Department of Anesthesiology & Pain Medicine, Seoul National University Bundang Hospital, Seongnam 13620, Republic of Korea.
Department of Anesthesiology & Pain Medicine, Seoul National University Bundang Hospital, Seongnam 13620, Republic of Korea; Department of Anesthesiology & Pain Medicine, Seoul National University College of Medicine, Seoul 03080, Republic of Korea.
J Clin Anesth. 2021 Dec;75:110560. doi: 10.1016/j.jclinane.2021.110560. Epub 2021 Oct 19.
This study aimed to identify the benefits of quadratus lumborum block (QLB) in terms of postoperative analgesic effects in adult participants undergoing hip surgery.
Meta-analysis of randomized controlled trials.
Previous randomized controlled trials that evaluated the analgesic effect of QLB compared to that of no block.
Nine studies including 616 participants.
Participants in the treatment group received QLB, whereas those in the control group received no block.

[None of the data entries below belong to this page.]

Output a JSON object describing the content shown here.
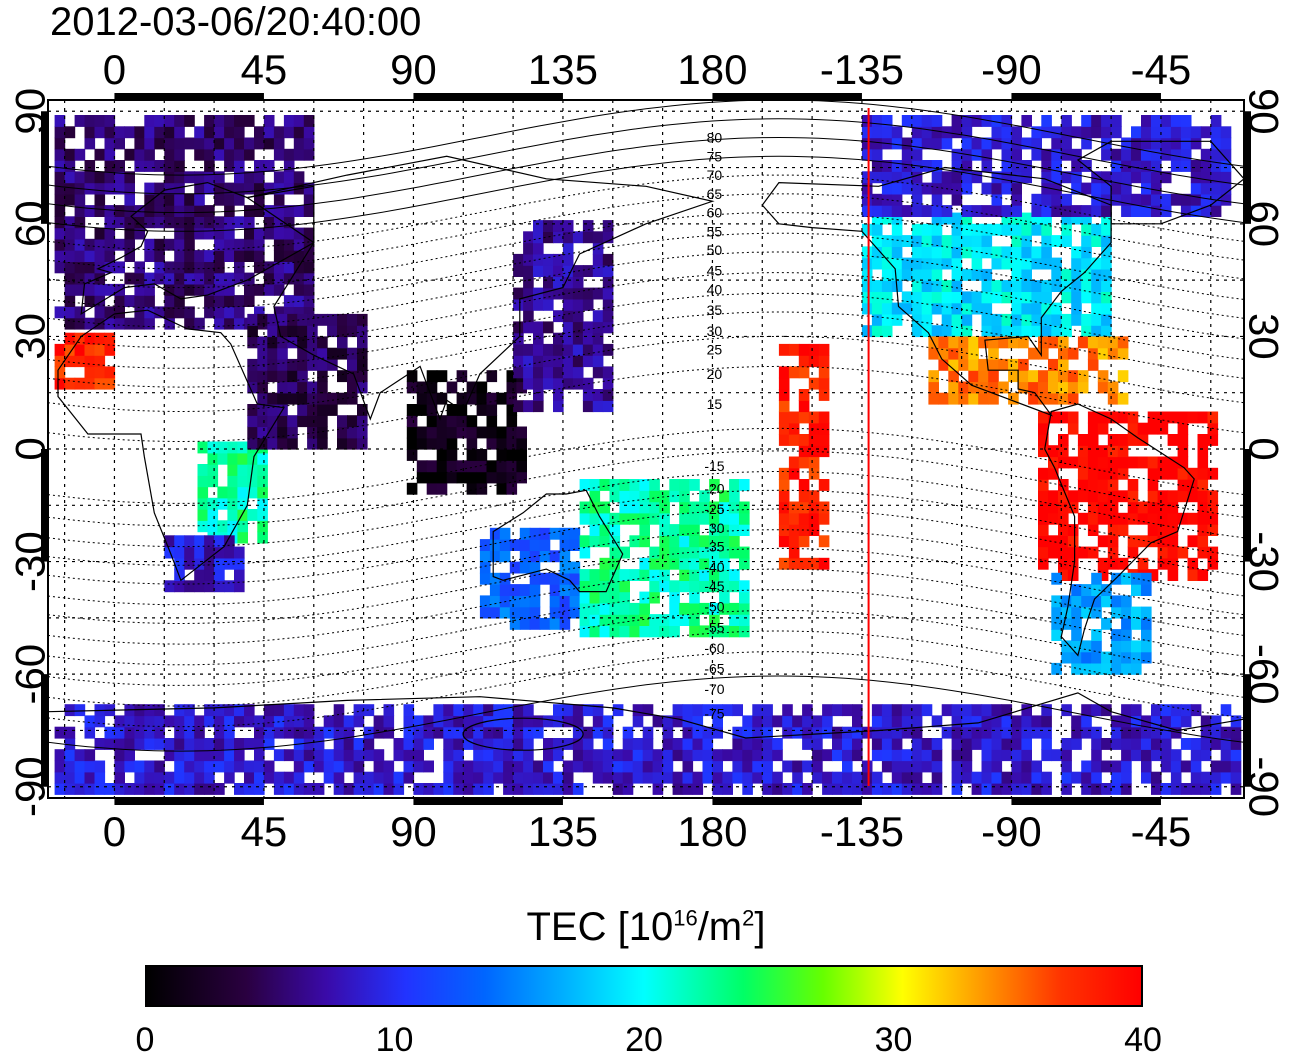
{
  "timestamp": "2012-03-06/20:40:00",
  "map": {
    "lon_ticks": [
      {
        "label": "0",
        "lon": 0
      },
      {
        "label": "45",
        "lon": 45
      },
      {
        "label": "90",
        "lon": 90
      },
      {
        "label": "135",
        "lon": 135
      },
      {
        "label": "180",
        "lon": 180
      },
      {
        "label": "-135",
        "lon": 225
      },
      {
        "label": "-90",
        "lon": 270
      },
      {
        "label": "-45",
        "lon": 315
      }
    ],
    "lat_ticks": [
      {
        "label": "90",
        "lat": 90
      },
      {
        "label": "60",
        "lat": 60
      },
      {
        "label": "30",
        "lat": 30
      },
      {
        "label": "0",
        "lat": 0
      },
      {
        "label": "-30",
        "lat": -30
      },
      {
        "label": "-60",
        "lat": -60
      },
      {
        "label": "-90",
        "lat": -90
      }
    ],
    "lon_range": [
      -20,
      340
    ],
    "lat_range": [
      -93,
      93
    ],
    "terminator_lon": 227,
    "terminator_color": "#ff0000",
    "magnetic_latitude_labels": [
      {
        "label": "80",
        "lat": 83
      },
      {
        "label": "75",
        "lat": 78
      },
      {
        "label": "70",
        "lat": 73
      },
      {
        "label": "65",
        "lat": 68
      },
      {
        "label": "60",
        "lat": 63
      },
      {
        "label": "55",
        "lat": 58
      },
      {
        "label": "50",
        "lat": 53
      },
      {
        "label": "45",
        "lat": 47.5
      },
      {
        "label": "40",
        "lat": 42.5
      },
      {
        "label": "35",
        "lat": 37
      },
      {
        "label": "30",
        "lat": 31.5
      },
      {
        "label": "25",
        "lat": 26.5
      },
      {
        "label": "20",
        "lat": 20
      },
      {
        "label": "15",
        "lat": 12
      },
      {
        "label": "-15",
        "lat": -4.5
      },
      {
        "label": "-20",
        "lat": -10.5
      },
      {
        "label": "-25",
        "lat": -16
      },
      {
        "label": "-30",
        "lat": -21
      },
      {
        "label": "-35",
        "lat": -26
      },
      {
        "label": "-40",
        "lat": -31.5
      },
      {
        "label": "-45",
        "lat": -36.5
      },
      {
        "label": "-50",
        "lat": -42
      },
      {
        "label": "-55",
        "lat": -47.5
      },
      {
        "label": "-60",
        "lat": -53
      },
      {
        "label": "-65",
        "lat": -58.5
      },
      {
        "label": "-70",
        "lat": -64
      },
      {
        "label": "-75",
        "lat": -70.5
      }
    ],
    "tec_regions": [
      {
        "name": "europe-russia",
        "tec": 5,
        "lon": [
          -18,
          60
        ],
        "lat": [
          32,
          88
        ]
      },
      {
        "name": "north-africa-west",
        "tec": 38,
        "lon": [
          -18,
          0
        ],
        "lat": [
          16,
          30
        ]
      },
      {
        "name": "africa-equator",
        "tec": 22,
        "lon": [
          25,
          45
        ],
        "lat": [
          -25,
          0
        ]
      },
      {
        "name": "africa-south",
        "tec": 8,
        "lon": [
          15,
          38
        ],
        "lat": [
          -38,
          -24
        ]
      },
      {
        "name": "middle-asia",
        "tec": 4,
        "lon": [
          40,
          75
        ],
        "lat": [
          0,
          35
        ]
      },
      {
        "name": "india-china-dark",
        "tec": 1,
        "lon": [
          88,
          122
        ],
        "lat": [
          -12,
          20
        ]
      },
      {
        "name": "east-asia",
        "tec": 6,
        "lon": [
          120,
          150
        ],
        "lat": [
          10,
          60
        ]
      },
      {
        "name": "australia-west",
        "tec": 13,
        "lon": [
          110,
          140
        ],
        "lat": [
          -48,
          -22
        ]
      },
      {
        "name": "australia-east",
        "tec": 22,
        "lon": [
          140,
          190
        ],
        "lat": [
          -50,
          -10
        ]
      },
      {
        "name": "north-america",
        "tec": 19,
        "lon": [
          225,
          300
        ],
        "lat": [
          30,
          62
        ]
      },
      {
        "name": "canada-arctic",
        "tec": 8,
        "lon": [
          225,
          335
        ],
        "lat": [
          62,
          88
        ]
      },
      {
        "name": "central-america",
        "tec": 34,
        "lon": [
          245,
          305
        ],
        "lat": [
          12,
          30
        ]
      },
      {
        "name": "south-america",
        "tec": 40,
        "lon": [
          278,
          330
        ],
        "lat": [
          -35,
          10
        ]
      },
      {
        "name": "south-america-tip",
        "tec": 16,
        "lon": [
          282,
          310
        ],
        "lat": [
          -60,
          -35
        ]
      },
      {
        "name": "pacific-islands",
        "tec": 38,
        "lon": [
          200,
          215
        ],
        "lat": [
          -32,
          28
        ]
      },
      {
        "name": "antarctica",
        "tec": 8,
        "lon": [
          -18,
          338
        ],
        "lat": [
          -92,
          -68
        ]
      }
    ]
  },
  "colorbar": {
    "title_main": "TEC  [10",
    "title_exp": "16",
    "title_mid": "/m",
    "title_exp2": "2",
    "title_end": "]",
    "ticks": [
      {
        "label": "0",
        "value": 0
      },
      {
        "label": "10",
        "value": 10
      },
      {
        "label": "20",
        "value": 20
      },
      {
        "label": "30",
        "value": 30
      },
      {
        "label": "40",
        "value": 40
      }
    ],
    "min": 0,
    "max": 40,
    "stops": [
      "#000000",
      "#2a0040",
      "#3a0aa8",
      "#2233ff",
      "#0066ff",
      "#00b0ff",
      "#00ffff",
      "#00ff66",
      "#66ff00",
      "#ffff00",
      "#ff9900",
      "#ff3300",
      "#ff0000"
    ]
  }
}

Outcomes were postoperative 24-h opioid consumption (primary), 12-h/24-h visual analog scale (VAS) or numeric rating scale (NRS) pain scores, postoperative nausea and vomiting (PONV), and satisfaction. The effect size was estimated using the standardized mean difference (SMD), mean difference (MD), or risk ratio (RR) with a 95% confidence interval (CI). We used the risk of bias tool (RoB 2) to assess the risk of bias of the included studies and the GRADE approach to determine the level of certainty of the evidence.

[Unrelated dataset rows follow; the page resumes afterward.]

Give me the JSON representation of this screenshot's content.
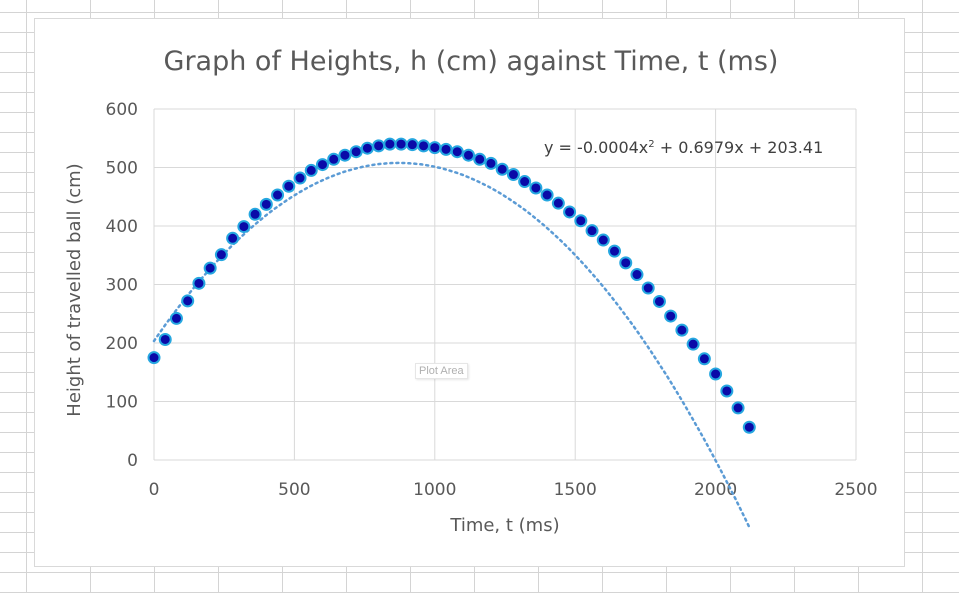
{
  "chart_data": {
    "type": "scatter",
    "title": "Graph of Heights, h (cm) against Time, t (ms)",
    "xlabel": "Time, t (ms)",
    "ylabel": "Height of travelled ball (cm)",
    "xlim": [
      0,
      2500
    ],
    "ylim": [
      0,
      600
    ],
    "x_ticks": [
      "0",
      "500",
      "1000",
      "1500",
      "2000",
      "2500"
    ],
    "y_ticks": [
      "0",
      "100",
      "200",
      "300",
      "400",
      "500",
      "600"
    ],
    "x_tick_values": [
      0,
      500,
      1000,
      1500,
      2000,
      2500
    ],
    "y_tick_values": [
      0,
      100,
      200,
      300,
      400,
      500,
      600
    ],
    "grid": true,
    "trendline": {
      "type": "polynomial",
      "a": -0.0004,
      "b": 0.6979,
      "c": 203.41,
      "x_range": [
        0,
        2120
      ],
      "color": "#5b9bd5"
    },
    "equation": {
      "base": "y = -0.0004x",
      "sup": "2",
      "rest": " + 0.6979x + 203.41"
    },
    "marker_fill": "#0a0aa8",
    "marker_stroke": "#26a7e0",
    "series": [
      {
        "x": [
          0,
          40,
          80,
          120,
          160,
          200,
          240,
          280,
          320,
          360,
          400,
          440,
          480,
          520,
          560,
          600,
          640,
          680,
          720,
          760,
          800,
          840,
          880,
          920,
          960,
          1000,
          1040,
          1080,
          1120,
          1160,
          1200,
          1240,
          1280,
          1320,
          1360,
          1400,
          1440,
          1480,
          1520,
          1560,
          1600,
          1640,
          1680,
          1720,
          1760,
          1800,
          1840,
          1880,
          1920,
          1960,
          2000,
          2040,
          2080,
          2120
        ],
        "y": [
          175,
          206,
          242,
          272,
          302,
          328,
          351,
          379,
          399,
          420,
          437,
          453,
          468,
          482,
          495,
          505,
          514,
          521,
          527,
          533,
          537,
          540,
          540,
          539,
          537,
          534,
          531,
          527,
          521,
          514,
          507,
          497,
          488,
          476,
          465,
          453,
          439,
          424,
          409,
          392,
          376,
          357,
          337,
          317,
          294,
          271,
          246,
          222,
          198,
          173,
          147,
          118,
          89,
          56
        ]
      }
    ]
  },
  "overlay": {
    "plot_area_label": "Plot Area"
  }
}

Compared to no block, the QLB group has less opioid consumption (SMD -1.69, 95% CI -2.54 to -0.84; low level of certainty of the evidence). Estimated MD for morphine consumption was 24 mg. The QLB group had a lower 12-h VAS/NRS pain score (MD -1.16, 95% CI -1.82 to -0.51; moderate level of certainty of the evidence) and 24-h VAS/NRS pain score (MD -0.92, 95% CI -1.42 to -0.43; moderate level of certainty of the evidence). QLB decreased the incidence of PONV (RR 0.43, 95% CI 0.24 to 0.79; moderate level of certainty of the evidence) and increased participants' satisfaction (SMD 1.15, 95% CI 0.63 to 1.67; moderate level of certainty of the evidence). Estimated MD for satisfaction was 1.74 points of Likert scale. There were no significant adverse events associated with the QLB in any of the included trials.

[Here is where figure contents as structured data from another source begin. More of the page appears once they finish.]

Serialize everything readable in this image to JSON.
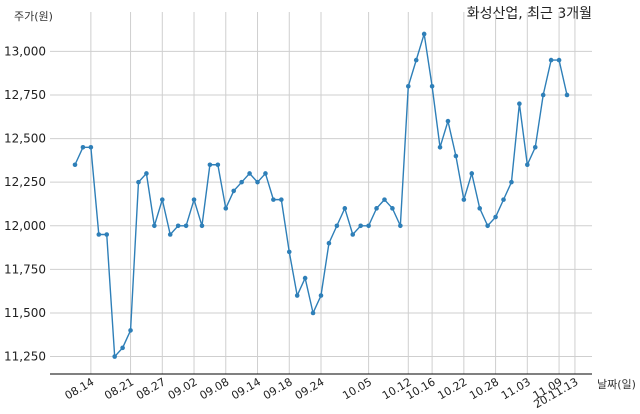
{
  "chart_data": {
    "type": "line",
    "title": "화성산업, 최근 3개월",
    "xlabel": "날짜(일)",
    "ylabel": "주가(원)",
    "ylim": [
      11150,
      13180
    ],
    "yticks": [
      11250,
      11500,
      11750,
      12000,
      12250,
      12500,
      12750,
      13000
    ],
    "ytick_labels": [
      "11,250",
      "11,500",
      "11,750",
      "12,000",
      "12,250",
      "12,500",
      "12,750",
      "13,000"
    ],
    "xtick_labels": [
      "08.14",
      "08.21",
      "08.27",
      "09.02",
      "09.08",
      "09.14",
      "09.18",
      "09.24",
      "10.05",
      "10.12",
      "10.16",
      "10.22",
      "10.28",
      "11.03",
      "11.09",
      "20.11.13"
    ],
    "xtick_index": [
      2,
      7,
      11,
      15,
      19,
      23,
      27,
      31,
      37,
      42,
      45,
      49,
      53,
      57,
      61,
      63
    ],
    "grid": true,
    "line_color": "#2e7fb8",
    "values": [
      12350,
      12450,
      12450,
      11950,
      11950,
      11250,
      11300,
      11400,
      12250,
      12300,
      12000,
      12150,
      11950,
      12000,
      12000,
      12150,
      12000,
      12350,
      12350,
      12100,
      12200,
      12250,
      12300,
      12250,
      12300,
      12150,
      12150,
      11850,
      11600,
      11700,
      11500,
      11600,
      11900,
      12000,
      12100,
      11950,
      12000,
      12000,
      12100,
      12150,
      12100,
      12000,
      12800,
      12950,
      13100,
      12800,
      12450,
      12600,
      12400,
      12150,
      12300,
      12100,
      12000,
      12050,
      12150,
      12250,
      12700,
      12350,
      12450,
      12750,
      12950,
      12950,
      12750
    ]
  }
}
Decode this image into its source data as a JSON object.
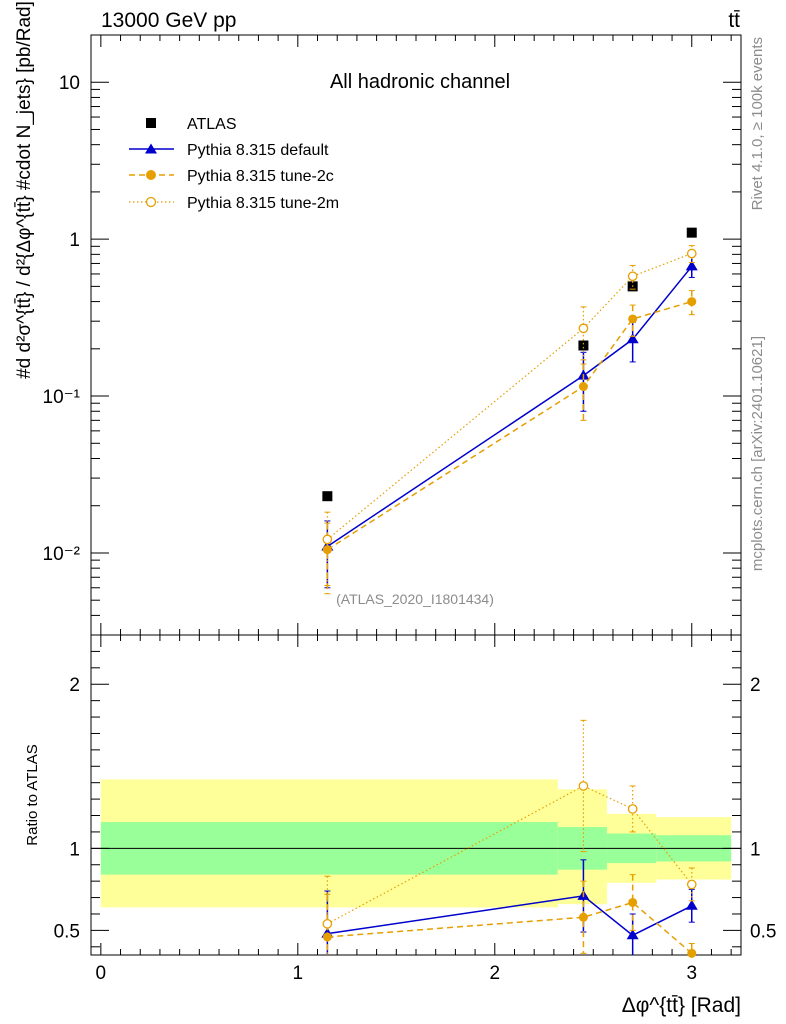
{
  "header": {
    "left": "13000 GeV pp",
    "right": "tt̄"
  },
  "side_labels": {
    "rivet": "Rivet 4.1.0, ≥ 100k events",
    "mcplots": "mcplots.cern.ch [arXiv:2401.10621]"
  },
  "chart_data": [
    {
      "type": "scatter",
      "panel": "main",
      "title": "All hadronic channel",
      "watermark": "(ATLAS_2020_I1801434)",
      "ylabel": "#d d²σ^{tt̄} / d²{Δφ^{tt̄} #cdot N_jets} [pb/Rad]",
      "yscale": "log",
      "ylim": [
        0.003,
        20
      ],
      "xlim": [
        -0.05,
        3.25
      ],
      "ytick_labels": [
        "10",
        "1",
        "10⁻¹",
        "10⁻²"
      ],
      "x": [
        1.15,
        2.45,
        2.7,
        3.0
      ],
      "series": [
        {
          "name": "ATLAS",
          "color": "#000000",
          "marker": "square",
          "values": [
            0.023,
            0.21,
            0.5,
            1.1
          ],
          "errors": [
            0.0,
            0.0,
            0.0,
            0.0
          ]
        },
        {
          "name": "Pythia 8.315 default",
          "color": "#0000cc",
          "marker": "triangle",
          "line": "solid",
          "values": [
            0.011,
            0.135,
            0.23,
            0.67
          ],
          "errors": [
            0.005,
            0.055,
            0.065,
            0.1
          ]
        },
        {
          "name": "Pythia 8.315 tune-2c",
          "color": "#e69f00",
          "marker": "filled-circle",
          "line": "dashed",
          "values": [
            0.0105,
            0.115,
            0.31,
            0.4
          ],
          "errors": [
            0.005,
            0.045,
            0.07,
            0.07
          ]
        },
        {
          "name": "Pythia 8.315 tune-2m",
          "color": "#e69f00",
          "marker": "open-circle",
          "line": "dotted",
          "values": [
            0.0122,
            0.27,
            0.58,
            0.81
          ],
          "errors": [
            0.006,
            0.1,
            0.1,
            0.1
          ]
        }
      ]
    },
    {
      "type": "scatter",
      "panel": "ratio",
      "ylabel": "Ratio to ATLAS",
      "xlabel": "Δφ^{tt̄} [Rad]",
      "ylim": [
        0.35,
        2.3
      ],
      "xlim": [
        -0.05,
        3.25
      ],
      "ytick_labels": [
        "2",
        "1",
        "0.5"
      ],
      "xtick_labels": [
        "0",
        "1",
        "2",
        "3"
      ],
      "bands": [
        {
          "x0": 0.0,
          "x1": 2.32,
          "yellow": [
            0.64,
            1.42
          ],
          "green": [
            0.84,
            1.16
          ]
        },
        {
          "x0": 2.32,
          "x1": 2.57,
          "yellow": [
            0.66,
            1.36
          ],
          "green": [
            0.87,
            1.13
          ]
        },
        {
          "x0": 2.57,
          "x1": 2.82,
          "yellow": [
            0.79,
            1.21
          ],
          "green": [
            0.91,
            1.09
          ]
        },
        {
          "x0": 2.82,
          "x1": 3.2,
          "yellow": [
            0.81,
            1.19
          ],
          "green": [
            0.92,
            1.08
          ]
        }
      ],
      "series": [
        {
          "name": "Pythia 8.315 default",
          "color": "#0000cc",
          "marker": "triangle",
          "line": "solid",
          "x": [
            1.15,
            2.45,
            2.7,
            3.0
          ],
          "values": [
            0.48,
            0.71,
            0.47,
            0.65
          ],
          "errors": [
            0.26,
            0.22,
            0.13,
            0.1
          ]
        },
        {
          "name": "Pythia 8.315 tune-2c",
          "color": "#e69f00",
          "marker": "filled-circle",
          "line": "dashed",
          "x": [
            1.15,
            2.45,
            2.7,
            3.0
          ],
          "values": [
            0.46,
            0.58,
            0.67,
            0.36
          ],
          "errors": [
            0.26,
            0.22,
            0.17,
            0.06
          ]
        },
        {
          "name": "Pythia 8.315 tune-2m",
          "color": "#e69f00",
          "marker": "open-circle",
          "line": "dotted",
          "x": [
            1.15,
            2.45,
            2.7,
            3.0
          ],
          "values": [
            0.54,
            1.38,
            1.24,
            0.78
          ],
          "errors": [
            0.29,
            0.4,
            0.14,
            0.1
          ]
        }
      ]
    }
  ]
}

Our meta-analysis showed that QLB when compared to no block clinically decreased opioid requirements, reduced PONV, and improved participants' satisfaction. QLB also seems to be significantly superior to no block in terms of pain score, but its clinical importance remains unclear.
本研究旨在探讨腹横肌平面阻滞(QLB)在成人髋关节手术后的镇痛效果。
随机对照试验的荟萃分析。
评估 QLB 镇痛效果与无阻滞效果的先前随机对照试验。
9 项研究共 616 名参与者。
治疗组接受 QLB,对照组未接受阻滞。
术后 24 小时阿片类药物消耗(主要)、12 小时/24 小时视觉模拟评分(VAS)或数字评分量表(NRS)疼痛评分、术后恶心和呕吐(PONV)和满意度。使用标准化均数差(SMD)、均数差(MD)或风险比(RR)及其 95%置信区间(CI)估计效应大小。我们使用偏倚风险工具(RoB 2)评估纳入研究的偏倚风险,并使用 GRADE 方法确定证据的确定性水平。
与无阻滞相比,QLB 组阿片类药物消耗减少(SMD-1.69,95%CI-2.54 至-0.84;证据确定性水平低)。估计吗啡消耗量的 MD 为 24mg。QLB 组 12 小时 VAS/NRS 疼痛评分(MD-1.16,95%CI-1.82 至-0.51;证据确定性水平中等)和 24 小时 VAS/NRS 疼痛评分(MD-0.92,95%CI-1.42 至-0.43;证据确定性水平中等)较低。QLB 降低了 PONV 的发生率(RR0.43,95%CI0.24 至 0.79;证据确定性水平中等),并提高了参与者的满意度(SMD1.15,95%CI0.63 至 1.67;证据确定性水平中等)。估计满意度的 MD 为 1.74 分的 Likert 量表。在所有纳入的试验中,QLB 均未出现与 QLB 相关的任何不良事件。
我们的荟萃分析表明,与无阻滞相比,QLB 可降低阿片类药物需求,减少 PONV,并提高患者满意度。在疼痛评分方面,QLB 似乎明显优于无阻滞,但临床重要性尚不清楚。